Thursday, June 05, 2014

Should we fast?

Fasting wasn't just for ancient Israel or the early church; it is a powerful tool for believers today. David Mathis of Desiring God writes:
What makes fasting such a gift is its ability, with the help of the Holy Spirit, to focus our feelings and their expression toward God in prayer. Fasting walks arm in arm with prayer — as John Piper says, she is "the hungry handmaiden of prayer," who "both reveals and remedies."
    She reveals the measure of food's mastery over us — or television or computers or whatever we submit to again and again to conceal the weakness of our hunger for God. And she remedies by intensifying the earnestness of our prayer and saying with our whole body what prayer says with the heart: I long to be satisfied in God alone! (When I Don't Desire God, 171)
That burn in your gut, that rolling fire in your belly, demanding that you feed it more food, signals game time for fasting as a means of grace. Only as we voluntarily embrace the pain of an empty stomach do we see how much we've allowed our belly to be our god (Philippians 3:19).

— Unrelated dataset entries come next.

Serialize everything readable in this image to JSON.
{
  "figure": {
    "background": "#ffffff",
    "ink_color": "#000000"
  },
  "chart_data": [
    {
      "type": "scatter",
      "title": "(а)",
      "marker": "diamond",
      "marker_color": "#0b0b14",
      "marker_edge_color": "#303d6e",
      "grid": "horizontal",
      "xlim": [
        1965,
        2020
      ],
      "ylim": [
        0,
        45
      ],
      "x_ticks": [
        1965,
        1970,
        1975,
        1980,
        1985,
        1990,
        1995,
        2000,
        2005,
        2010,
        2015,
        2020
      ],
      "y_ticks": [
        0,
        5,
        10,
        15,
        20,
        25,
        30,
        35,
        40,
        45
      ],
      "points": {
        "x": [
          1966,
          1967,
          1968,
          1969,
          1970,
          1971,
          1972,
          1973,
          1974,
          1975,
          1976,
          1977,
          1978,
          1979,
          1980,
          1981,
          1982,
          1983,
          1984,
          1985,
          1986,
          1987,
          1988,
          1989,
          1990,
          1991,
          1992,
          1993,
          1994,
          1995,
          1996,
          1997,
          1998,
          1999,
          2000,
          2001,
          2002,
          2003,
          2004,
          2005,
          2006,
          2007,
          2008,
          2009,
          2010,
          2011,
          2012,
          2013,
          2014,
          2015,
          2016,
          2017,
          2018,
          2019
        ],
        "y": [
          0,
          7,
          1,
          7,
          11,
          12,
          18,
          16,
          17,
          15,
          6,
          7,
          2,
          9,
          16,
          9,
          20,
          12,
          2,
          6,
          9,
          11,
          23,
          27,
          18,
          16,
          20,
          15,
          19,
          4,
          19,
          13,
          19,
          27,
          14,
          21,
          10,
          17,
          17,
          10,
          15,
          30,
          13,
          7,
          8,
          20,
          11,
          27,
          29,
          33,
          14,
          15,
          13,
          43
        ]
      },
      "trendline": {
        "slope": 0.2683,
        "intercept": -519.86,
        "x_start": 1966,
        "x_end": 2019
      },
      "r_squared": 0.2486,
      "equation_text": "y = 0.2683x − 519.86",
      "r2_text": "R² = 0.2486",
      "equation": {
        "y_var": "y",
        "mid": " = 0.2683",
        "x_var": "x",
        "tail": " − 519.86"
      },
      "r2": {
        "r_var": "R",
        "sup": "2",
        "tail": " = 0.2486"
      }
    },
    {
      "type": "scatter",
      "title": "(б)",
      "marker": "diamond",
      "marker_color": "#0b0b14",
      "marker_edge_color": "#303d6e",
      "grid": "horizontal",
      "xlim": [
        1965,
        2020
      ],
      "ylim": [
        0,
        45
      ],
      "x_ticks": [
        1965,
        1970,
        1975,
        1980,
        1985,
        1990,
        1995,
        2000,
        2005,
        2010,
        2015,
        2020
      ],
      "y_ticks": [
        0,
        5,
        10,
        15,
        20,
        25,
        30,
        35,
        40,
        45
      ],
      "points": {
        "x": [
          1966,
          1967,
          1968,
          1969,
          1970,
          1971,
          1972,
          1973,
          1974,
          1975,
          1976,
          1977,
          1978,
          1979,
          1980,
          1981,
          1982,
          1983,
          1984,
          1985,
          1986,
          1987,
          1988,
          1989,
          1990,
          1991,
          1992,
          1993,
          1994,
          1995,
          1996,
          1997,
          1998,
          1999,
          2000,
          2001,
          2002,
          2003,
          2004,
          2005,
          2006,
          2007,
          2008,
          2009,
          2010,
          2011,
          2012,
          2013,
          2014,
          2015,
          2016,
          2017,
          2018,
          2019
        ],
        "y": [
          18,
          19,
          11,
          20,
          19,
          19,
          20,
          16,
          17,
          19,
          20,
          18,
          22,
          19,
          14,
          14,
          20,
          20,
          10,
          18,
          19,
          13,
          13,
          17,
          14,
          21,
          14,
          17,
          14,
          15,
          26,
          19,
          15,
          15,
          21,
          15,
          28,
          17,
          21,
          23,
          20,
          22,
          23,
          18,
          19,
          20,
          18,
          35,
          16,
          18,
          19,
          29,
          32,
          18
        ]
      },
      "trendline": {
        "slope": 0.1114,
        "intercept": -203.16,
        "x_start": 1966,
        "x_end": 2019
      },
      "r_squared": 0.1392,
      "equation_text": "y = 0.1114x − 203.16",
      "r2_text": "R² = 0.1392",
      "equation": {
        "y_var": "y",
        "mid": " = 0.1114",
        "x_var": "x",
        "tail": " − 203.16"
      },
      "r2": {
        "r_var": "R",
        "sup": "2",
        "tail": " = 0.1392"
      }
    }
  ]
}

And in that gnawing ache of growing hunger is the engine of fasting, generating the reminder to bend our longings for food Godward and inspire intensified longings for Jesus. Fasting, says Piper, is the physical exclamation point at the end of the sentence, "This much, O God, I want you!" (Hunger for God, 25–26).
He concludes:
Fasting, like the gospel, isn't for the self-sufficient and those who feel they have it all together. It's for the poor in spirit. It's for those who mourn. For the meek. For those who hunger and thirst for righteousness. In other words, fasting is for Christians.

It is a desperate measure, for desperate times, among those who know themselves desperate for God.
I think a better question is "Why don't we fast?"